Panhellenic Championship
- Season: 1941–42
- Champions: none
- Relegated: none

= 1941–42 Panhellenic Championship =

Abandoned season of top-tier football league in Greece

The 1941–42 Panhellenic Championship did not occur due to the events of the WW2 and the Axis occupation of Greece. That season was marked as the one with the least sports activity during the years of The Occupation. The Union of Greek Athletes was substantially re-established in 1942, with track and field athletes on the front line, with fundraising, food, healthcare and monitoring being their main activities, helping the needy, the suffering and the tuberculosis patients, who were hospitalized at "Sotiria". Nevertheless, its role enlarged in the second half of 1942 when football joined in.

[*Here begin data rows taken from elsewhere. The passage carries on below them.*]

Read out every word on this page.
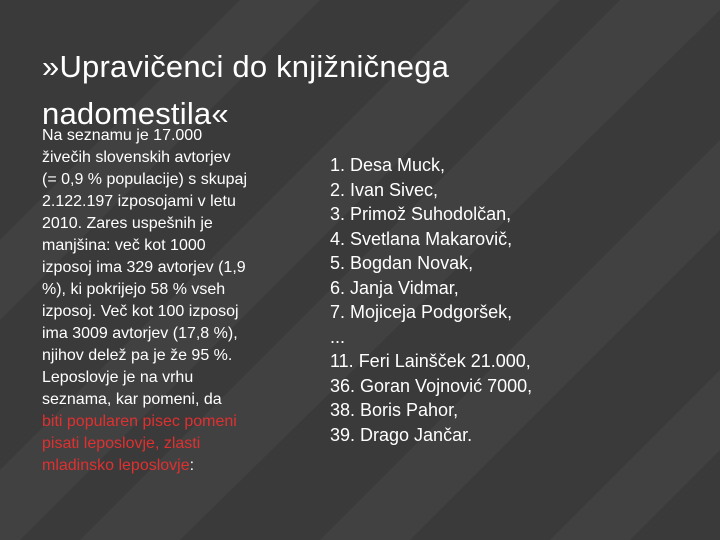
»Upravičenci do knjižničnega
nadomestila«
Na seznamu je 17.000
živečih slovenskih avtorjev
(= 0,9 % populacije) s skupaj
2.122.197 izposojami v letu
2010. Zares uspešnih je
manjšina: več kot 1000
izposoj ima 329 avtorjev (1,9
%), ki pokrijejo 58 % vseh
izposoj. Več kot 100 izposoj
ima 3009 avtorjev (17,8 %),
njihov delež pa je že 95 %.
Leposlovje je na vrhu
seznama, kar pomeni, da
biti popularen pisec pomeni
pisati leposlovje, zlasti
mladinsko leposlovje:
1. Desa Muck,
2. Ivan Sivec,
3. Primož Suhodolčan,
4. Svetlana Makarovič,
5. Bogdan Novak,
6. Janja Vidmar,
7. Mojiceja Podgoršek,
...
11. Feri Lainšček 21.000,
36. Goran Vojnović 7000,
38. Boris Pahor,
39. Drago Jančar.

Despite the Panhellenic Championship not being held, it's known for sure that 2 friendly games were organized. The first was between Olympiacos and Ethnikos Piraeus, which ended 4–0 and the second that eventually was not held, but was remembered for the events that took place afterwards. In the spring of 1942, the Union of Greek Athletes arranged a friendly match between Panathinaikos and AEK Athens, at the German-controlled Leoforos Alexandras Stadium, which was attended by approximately 15,500 spectators. The players requested from the then president of Panathinaikos, Apostolos Nikolaidis, that part of the income be allocated to the tuberculosis patients of the "Sotiria" hospital. Following his refusal and his announcement that the Germans had appointed an Austrian officer of the German army as referee, the players decided not to play, considering this an act of compliance with the conquerors. The players of both clubs entered the pitch together, greeted the fans and went up to the stands explaining to the crowd the situation. The fans, enraged, invaded the pitch, causing extensive damage. The incidents escalated into an anti-fascist demonstration that reached Omonia Square, before being dispersed by German forces.